Duress Law Law and Legal Definition
In criminal law, duress is a defense to a crime if the defendant was compelled or coerced to commit the crime by some human agency, prior to a safe avenue of escape being available, under a threat of serious imminent harm to the defendant or others, and the crime is of a lesser magnitude than the harm threatened. Duress consists of threatening conduct which produced the following three elements in the accused:
- a reasonable fear;
- the fear must be of an immediate [imminent] harm; and,
- that harm must be death or serious bodily harm).
Duress is a also a defense asserted against enforcement of a contract. It is an illegal actual or a threatened violence or restraint of someone, to compel him to enter into a contract, or to excuse performance of a contract. A legal constraint, or the threats only of doing that which the party using them had a right to do, does not invalidate the contract.

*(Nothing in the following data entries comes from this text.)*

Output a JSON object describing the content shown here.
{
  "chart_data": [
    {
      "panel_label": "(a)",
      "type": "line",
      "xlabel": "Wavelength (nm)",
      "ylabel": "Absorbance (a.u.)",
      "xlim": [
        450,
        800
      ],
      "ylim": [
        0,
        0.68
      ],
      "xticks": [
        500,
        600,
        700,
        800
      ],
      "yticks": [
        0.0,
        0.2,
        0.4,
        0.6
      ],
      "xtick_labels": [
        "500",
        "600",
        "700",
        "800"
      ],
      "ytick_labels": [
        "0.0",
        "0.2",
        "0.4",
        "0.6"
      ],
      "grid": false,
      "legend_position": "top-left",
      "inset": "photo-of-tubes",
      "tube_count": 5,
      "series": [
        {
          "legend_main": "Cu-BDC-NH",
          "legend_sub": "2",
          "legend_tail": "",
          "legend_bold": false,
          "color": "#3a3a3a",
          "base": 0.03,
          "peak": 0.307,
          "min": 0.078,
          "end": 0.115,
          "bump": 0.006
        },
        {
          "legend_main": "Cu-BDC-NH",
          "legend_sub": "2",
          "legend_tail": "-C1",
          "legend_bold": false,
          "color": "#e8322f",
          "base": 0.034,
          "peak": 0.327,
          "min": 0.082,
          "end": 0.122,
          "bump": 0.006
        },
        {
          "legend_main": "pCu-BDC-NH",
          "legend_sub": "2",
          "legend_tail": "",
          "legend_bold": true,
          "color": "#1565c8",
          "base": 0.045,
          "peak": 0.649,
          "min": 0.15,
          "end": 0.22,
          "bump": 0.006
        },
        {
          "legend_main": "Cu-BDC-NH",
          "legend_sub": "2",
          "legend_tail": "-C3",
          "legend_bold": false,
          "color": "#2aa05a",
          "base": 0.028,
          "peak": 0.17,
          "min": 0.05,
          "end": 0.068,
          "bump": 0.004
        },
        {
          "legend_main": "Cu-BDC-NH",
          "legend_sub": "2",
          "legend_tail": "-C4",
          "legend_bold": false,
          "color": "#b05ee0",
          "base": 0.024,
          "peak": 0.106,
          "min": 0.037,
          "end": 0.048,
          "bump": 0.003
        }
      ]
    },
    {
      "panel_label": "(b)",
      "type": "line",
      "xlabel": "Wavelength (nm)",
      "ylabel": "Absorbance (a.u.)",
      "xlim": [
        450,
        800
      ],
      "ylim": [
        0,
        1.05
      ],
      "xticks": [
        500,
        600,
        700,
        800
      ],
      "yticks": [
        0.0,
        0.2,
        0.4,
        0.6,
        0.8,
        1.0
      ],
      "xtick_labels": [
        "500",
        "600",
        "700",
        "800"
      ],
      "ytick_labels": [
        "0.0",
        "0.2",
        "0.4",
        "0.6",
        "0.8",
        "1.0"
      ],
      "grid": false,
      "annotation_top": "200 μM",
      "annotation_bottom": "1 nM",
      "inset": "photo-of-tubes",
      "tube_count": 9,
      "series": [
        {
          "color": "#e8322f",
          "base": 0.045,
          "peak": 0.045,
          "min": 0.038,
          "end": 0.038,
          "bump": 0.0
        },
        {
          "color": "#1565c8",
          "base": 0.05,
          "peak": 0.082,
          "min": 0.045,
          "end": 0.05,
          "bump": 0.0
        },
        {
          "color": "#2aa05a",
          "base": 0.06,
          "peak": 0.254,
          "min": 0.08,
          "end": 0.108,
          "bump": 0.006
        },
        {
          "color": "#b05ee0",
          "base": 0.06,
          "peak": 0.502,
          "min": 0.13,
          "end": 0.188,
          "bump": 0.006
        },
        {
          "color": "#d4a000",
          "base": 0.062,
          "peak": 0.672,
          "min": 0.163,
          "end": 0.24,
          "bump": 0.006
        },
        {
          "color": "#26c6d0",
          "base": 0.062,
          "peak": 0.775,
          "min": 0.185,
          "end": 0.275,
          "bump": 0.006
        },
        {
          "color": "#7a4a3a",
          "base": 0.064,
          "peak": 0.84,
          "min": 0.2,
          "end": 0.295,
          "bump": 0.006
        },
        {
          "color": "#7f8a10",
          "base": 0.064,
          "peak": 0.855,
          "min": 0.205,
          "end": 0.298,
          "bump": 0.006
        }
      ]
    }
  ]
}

Duress is usually asserted in a defendant's answer to a complaint seeking to enforce a contract. It may also be a reason for a person to seek a declaratory judgment to declare a contract void or unenforceable. Many states have enacted laws, which vary by state, allowing a buyer to cancel certain types of consumer contracts, such as those solicited at their home, within a certain number of days after signing. These laws are typically motivated by concerns over high-pressure sales tactics which fall short of duress, but usually allow cancellation for any reason if the cancellation is made within the guidelines of the law.